Il n’y a pas pire lieu commun en psychologie que l’idée selon laquelle tout trouble mental résulte nécessairement d’un traumatisme vécu pendant l’enfance.

Si ce n’est sa réciproque : qu’un traumatisme précoce engendre nécessairement des troubles mentaux ultérieurs.

Inspirées à l’origine par la psychanalyse , ces hypothèses sont maintenant tenues pour évidentes par de nombreux professionnels de la psychologie, et immensément populaires dans les médias où elles tiennent lieu d’explication automatique à toutes les évocations de personnes avec troubles mentaux.

Bien sûr, elles ont un fond de vérité.

Statistiquement, il est incontestable que les personnes qui ont subi des traumatismes pendant l’enfance (violences, accidents graves, pertes de proches…) ont plus de risques d’avoir un trouble mental à l’âge adulte.

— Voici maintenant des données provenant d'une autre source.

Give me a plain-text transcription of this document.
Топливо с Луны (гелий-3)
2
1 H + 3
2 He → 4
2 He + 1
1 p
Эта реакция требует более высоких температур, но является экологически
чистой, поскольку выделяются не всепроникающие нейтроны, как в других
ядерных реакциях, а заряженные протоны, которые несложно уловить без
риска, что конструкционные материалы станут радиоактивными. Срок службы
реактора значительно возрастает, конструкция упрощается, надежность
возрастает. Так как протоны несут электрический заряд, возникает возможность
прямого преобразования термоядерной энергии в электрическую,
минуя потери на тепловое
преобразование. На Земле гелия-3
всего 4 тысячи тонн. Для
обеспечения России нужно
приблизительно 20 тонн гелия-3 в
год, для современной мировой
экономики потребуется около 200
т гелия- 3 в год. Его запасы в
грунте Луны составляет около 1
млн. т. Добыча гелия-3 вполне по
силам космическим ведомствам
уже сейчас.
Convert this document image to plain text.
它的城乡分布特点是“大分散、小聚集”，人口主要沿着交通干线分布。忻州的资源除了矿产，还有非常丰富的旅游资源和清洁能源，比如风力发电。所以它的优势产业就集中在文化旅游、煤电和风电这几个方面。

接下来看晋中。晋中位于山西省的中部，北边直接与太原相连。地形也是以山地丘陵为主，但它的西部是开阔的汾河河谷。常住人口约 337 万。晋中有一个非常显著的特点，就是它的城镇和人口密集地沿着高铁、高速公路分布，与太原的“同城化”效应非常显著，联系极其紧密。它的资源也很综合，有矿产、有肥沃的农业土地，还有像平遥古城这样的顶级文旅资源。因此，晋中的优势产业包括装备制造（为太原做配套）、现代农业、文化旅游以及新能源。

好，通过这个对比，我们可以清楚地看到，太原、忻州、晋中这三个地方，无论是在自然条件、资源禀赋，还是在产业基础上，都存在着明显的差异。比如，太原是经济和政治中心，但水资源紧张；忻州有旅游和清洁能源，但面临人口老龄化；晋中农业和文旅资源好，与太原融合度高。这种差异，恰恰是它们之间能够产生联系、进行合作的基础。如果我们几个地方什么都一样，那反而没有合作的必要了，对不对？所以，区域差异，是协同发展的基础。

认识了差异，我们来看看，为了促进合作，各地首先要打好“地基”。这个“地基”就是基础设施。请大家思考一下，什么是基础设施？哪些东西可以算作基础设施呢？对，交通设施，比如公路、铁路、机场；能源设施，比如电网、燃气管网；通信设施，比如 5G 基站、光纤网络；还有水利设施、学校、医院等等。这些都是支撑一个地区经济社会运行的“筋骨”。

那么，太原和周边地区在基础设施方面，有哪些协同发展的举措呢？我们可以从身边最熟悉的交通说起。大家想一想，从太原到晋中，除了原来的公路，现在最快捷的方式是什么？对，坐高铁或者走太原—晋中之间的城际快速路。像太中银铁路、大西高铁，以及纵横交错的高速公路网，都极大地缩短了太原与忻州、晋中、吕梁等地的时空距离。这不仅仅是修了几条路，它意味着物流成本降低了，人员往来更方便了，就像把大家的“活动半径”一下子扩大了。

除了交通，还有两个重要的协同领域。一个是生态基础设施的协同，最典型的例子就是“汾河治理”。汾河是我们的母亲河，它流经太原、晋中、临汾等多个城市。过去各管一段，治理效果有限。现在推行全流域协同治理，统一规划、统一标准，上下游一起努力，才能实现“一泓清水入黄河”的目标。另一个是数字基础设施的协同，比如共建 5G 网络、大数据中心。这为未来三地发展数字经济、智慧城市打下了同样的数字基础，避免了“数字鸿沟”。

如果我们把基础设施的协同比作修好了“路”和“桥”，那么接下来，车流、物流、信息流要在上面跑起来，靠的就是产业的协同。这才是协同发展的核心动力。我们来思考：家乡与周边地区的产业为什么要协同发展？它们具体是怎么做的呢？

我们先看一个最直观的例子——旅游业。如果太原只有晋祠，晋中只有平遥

Mais cette corrélation est en partie trompeuse.

La maltraitance ne provoque pas systématiquement des troubles psychologiques Selon le World Mental Health Survey , plus de 70 % des adultes à travers 24 pays rapportent avoir subi au moins un traumatisme pendant l’enfance.

Et pourtant, seuls 6 % d’entre eux auront un trouble de stress post-traumatique et beaucoup n’auront jamais de trouble mental.

Il n’y a donc aucune systématicité.

L’épidémiologie de la santé mentale suggère que la maltraitance infantile est associée à une augmentation de 20 à 30 % du risque de trouble psychologique.

La séparation des parents de 10 à 25 %.

Cette augmentation de prévalence est réelle mais est loin d’être un déterminisme.

Symétriquement, lorsqu’une personne souffrant de troubles psychologiques se présente en consultation et que le psychologue ou psychiatre questionne les traumatismes subis pendant l’enfance, il en trouvera dans 70 % des cas.

On comprend que la tentation soit grande d’attribuer au traumatisme la cause de tous les troubles et de broder une histoire les reliant.

Mais ces coïncidences ne reflètent pas nécessairement un lien de causalité.

En effet, il y a des hypothèses alternatives.

Ces autres facteurs explicatifs Comme souvent, il faut se demander si certains facteurs pourraient être confondus, c’est-à-dire influencer à la fois la probabilité de subir un traumatisme, puis celle d’avoir un trouble psychologique.

Par exemple, certaines caractéristiques de l’enfant, comme être porteur d’un trouble neurodéveloppemental , augmentent le risque à la fois de subir des maltraitances et d’avoir des troubles psychologiques ultérieurs.